Mega-gallery Hauser and Wirth, which was founded in the city in 1992, staged a sublime exhibition of Jack Whitten paintings (priced between $300,000 and $2 million) and works on paper from the 1960s. It also sold out its upstairs gallery of giant, practically fluorescent paintings by British artist Frank Bowling, priced at £900,000 ($1.1 million) each.
“It’s a very important moment for us to set up before Basel,” gallery partner Barbara Corti said. “Whereas U.S. collectors are more intuitive or faster to make decisions, with Europeans it’s always been that they need more, and they will usually take a bit longer to decide on things.” The gallery will be bringing work by Bowling, among others, to the fair.
Compared with last year, when masks were required and people needed to check in everywhere to comply with Covid-19 restrictions, the atmosphere in Zurich was positively charged. On Friday night, Hauser and Wirth entertained clients at the legendary Kronenhalle Restaurant, where Kandinsky and Chagall are known to have enjoyed gourmet cuisine. Nearby at the Badi Utoquai—a bathing station on wooden stilts bordering the ancient Swiss lake—a motley mix of guests invited by Gregor Staiger gallery and the Swiss Institute raised glasses to toast artist Raphaela Vogel and the new director of the New York institution, Stefanie Hessler.
Swiss collectors Cristina and Thomas Bechtler were in attendance, as was Art Basel’s global director Marc Spiegler, who is principally based in the city. News had just broken that American visitors would no longer be required to test on their way back to the States, which bodes well for international attendance at the fair. (The crowd I encountered in Zurich appeared to be mostly European, although everyone was whispering that the Americans were back—I didn’t see any.)
Spiegler was also optimistic about the return of Asian clients—barring China, which is still enforcing stringent testing and quarantine restrictions—he expects to see VIPs from Japan and Korea back in force.

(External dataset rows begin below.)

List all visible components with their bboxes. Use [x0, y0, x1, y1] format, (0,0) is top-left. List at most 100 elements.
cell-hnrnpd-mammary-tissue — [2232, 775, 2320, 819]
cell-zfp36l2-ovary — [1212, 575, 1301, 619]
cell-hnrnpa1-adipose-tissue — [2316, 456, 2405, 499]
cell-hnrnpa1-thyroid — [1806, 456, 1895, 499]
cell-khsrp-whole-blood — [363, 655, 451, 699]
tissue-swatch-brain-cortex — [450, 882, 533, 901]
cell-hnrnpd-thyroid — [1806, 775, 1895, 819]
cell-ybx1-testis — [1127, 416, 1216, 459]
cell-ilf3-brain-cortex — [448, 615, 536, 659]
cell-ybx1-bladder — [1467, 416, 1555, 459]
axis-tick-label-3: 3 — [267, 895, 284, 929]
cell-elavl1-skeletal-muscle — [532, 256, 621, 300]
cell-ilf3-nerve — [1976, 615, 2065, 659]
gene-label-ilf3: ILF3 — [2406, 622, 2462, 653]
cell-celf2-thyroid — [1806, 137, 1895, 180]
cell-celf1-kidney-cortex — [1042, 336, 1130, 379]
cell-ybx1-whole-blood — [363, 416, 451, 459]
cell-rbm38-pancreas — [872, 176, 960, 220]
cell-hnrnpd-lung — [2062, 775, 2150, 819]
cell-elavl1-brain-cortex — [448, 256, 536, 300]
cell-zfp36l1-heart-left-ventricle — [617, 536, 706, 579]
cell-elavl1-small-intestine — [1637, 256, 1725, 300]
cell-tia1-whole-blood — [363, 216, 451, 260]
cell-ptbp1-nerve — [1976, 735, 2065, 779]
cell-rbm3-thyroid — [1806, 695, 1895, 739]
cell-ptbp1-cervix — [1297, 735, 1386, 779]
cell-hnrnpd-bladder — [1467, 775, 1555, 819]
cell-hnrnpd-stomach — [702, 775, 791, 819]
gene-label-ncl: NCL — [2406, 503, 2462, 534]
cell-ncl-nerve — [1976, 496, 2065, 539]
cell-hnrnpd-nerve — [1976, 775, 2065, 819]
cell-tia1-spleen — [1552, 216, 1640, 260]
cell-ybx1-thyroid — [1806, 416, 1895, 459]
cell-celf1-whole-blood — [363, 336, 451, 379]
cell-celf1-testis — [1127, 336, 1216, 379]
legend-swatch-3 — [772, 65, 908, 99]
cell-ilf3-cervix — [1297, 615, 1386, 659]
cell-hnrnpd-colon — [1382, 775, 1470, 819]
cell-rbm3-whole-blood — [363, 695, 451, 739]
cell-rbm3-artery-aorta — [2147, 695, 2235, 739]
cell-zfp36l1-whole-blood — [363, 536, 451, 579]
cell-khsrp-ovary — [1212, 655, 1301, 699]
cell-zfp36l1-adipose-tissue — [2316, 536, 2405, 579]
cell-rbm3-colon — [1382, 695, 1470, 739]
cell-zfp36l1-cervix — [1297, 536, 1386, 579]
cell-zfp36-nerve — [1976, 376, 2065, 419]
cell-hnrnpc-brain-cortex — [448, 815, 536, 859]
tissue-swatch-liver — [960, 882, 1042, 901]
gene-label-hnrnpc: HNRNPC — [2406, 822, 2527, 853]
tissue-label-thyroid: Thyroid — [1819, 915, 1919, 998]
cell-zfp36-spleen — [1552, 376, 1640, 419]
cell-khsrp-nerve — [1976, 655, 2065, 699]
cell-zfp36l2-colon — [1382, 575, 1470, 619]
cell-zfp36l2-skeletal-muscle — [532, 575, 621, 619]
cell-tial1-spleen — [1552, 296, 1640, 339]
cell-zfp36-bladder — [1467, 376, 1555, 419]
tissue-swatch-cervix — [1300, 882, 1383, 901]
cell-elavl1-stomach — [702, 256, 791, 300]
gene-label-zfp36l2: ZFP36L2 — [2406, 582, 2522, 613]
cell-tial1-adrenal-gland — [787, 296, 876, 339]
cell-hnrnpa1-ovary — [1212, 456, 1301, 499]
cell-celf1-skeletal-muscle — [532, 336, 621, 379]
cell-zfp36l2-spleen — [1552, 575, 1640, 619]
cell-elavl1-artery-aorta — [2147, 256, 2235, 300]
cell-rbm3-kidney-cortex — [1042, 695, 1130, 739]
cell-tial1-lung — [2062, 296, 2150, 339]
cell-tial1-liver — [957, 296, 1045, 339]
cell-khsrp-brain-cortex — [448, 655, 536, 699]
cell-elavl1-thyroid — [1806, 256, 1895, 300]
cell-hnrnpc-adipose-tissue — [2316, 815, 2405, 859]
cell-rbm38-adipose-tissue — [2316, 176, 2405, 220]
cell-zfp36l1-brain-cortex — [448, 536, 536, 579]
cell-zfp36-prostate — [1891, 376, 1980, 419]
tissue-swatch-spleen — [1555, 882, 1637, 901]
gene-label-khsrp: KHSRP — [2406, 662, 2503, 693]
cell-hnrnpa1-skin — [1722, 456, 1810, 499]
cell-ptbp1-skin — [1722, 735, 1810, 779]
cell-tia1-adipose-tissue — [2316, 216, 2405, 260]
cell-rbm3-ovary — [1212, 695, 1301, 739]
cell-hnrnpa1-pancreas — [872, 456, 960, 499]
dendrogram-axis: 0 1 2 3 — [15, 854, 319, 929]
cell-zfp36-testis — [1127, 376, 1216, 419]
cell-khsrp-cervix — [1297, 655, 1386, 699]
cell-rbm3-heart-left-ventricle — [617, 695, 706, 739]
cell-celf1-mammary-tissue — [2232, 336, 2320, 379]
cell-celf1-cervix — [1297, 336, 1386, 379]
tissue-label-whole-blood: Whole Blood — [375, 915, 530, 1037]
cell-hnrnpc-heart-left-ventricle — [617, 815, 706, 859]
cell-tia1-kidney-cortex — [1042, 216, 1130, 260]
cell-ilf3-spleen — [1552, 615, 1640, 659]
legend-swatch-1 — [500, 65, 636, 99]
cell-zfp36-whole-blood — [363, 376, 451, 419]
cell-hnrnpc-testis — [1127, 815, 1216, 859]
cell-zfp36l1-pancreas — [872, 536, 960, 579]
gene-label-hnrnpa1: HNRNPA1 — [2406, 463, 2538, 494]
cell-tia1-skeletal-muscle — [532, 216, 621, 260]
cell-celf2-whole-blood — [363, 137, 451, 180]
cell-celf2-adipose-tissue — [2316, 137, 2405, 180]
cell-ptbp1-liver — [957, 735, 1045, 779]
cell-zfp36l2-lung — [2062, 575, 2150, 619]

The calendar reshuffle of the Venice Biennale also meant that its vernissage week fell earlier than usual and under more inclement conditions, so Spiegler suggested many collectors would use the fair as a jumping-off point for a less rainy Eurotrip.
How buying behavior will respond to the whiff of the recession that is coming downwind remains to be seen, though recessions haven’t, historically, been a terrible thing for the art market. “A lot of people use a recession to reinforce their collections,” Spiegler pointed out.
Recession certainly wasn’t being felt as wine flowed easily on Saturday night at Eva Presenhuber’s gallery dinner at the lavish Baur au Lac hotel. And if Zurich is a litmus test for the sales environment at Basel, the outlook is optimistic. Elsewhere in the city’s historic cultural center, deals were being struck over raclette and vodka martinis in the Grand Café Odeon.
Presenhuber, who is one of the founding members of Zurich Art Weekend, presented Peter Fischli and David Weiss’s 1980s photographs of airports and car sculptures and, across town, a group show of the young stars in her stable. She said that she expected half a dozen or so sales to emerge from foot traffic over the weekend, too.
“For the wealthy people, I think recession is not so much a problem,” she said. Those with the resources will be looking to diversify their portfolios, betting on art as a hedge against inflation. “Also—it’s fun! At the end of the day, people buy art because they like it.”
While she conceded that last September, sales in Basel were a little slow, she expects this fair will mark a return to normal. We’ll see. It’s hard to feel glum with a Hugo—a mint and elderflower spritz favored by the Swiss in summertime—in hand and a belly full of fondue.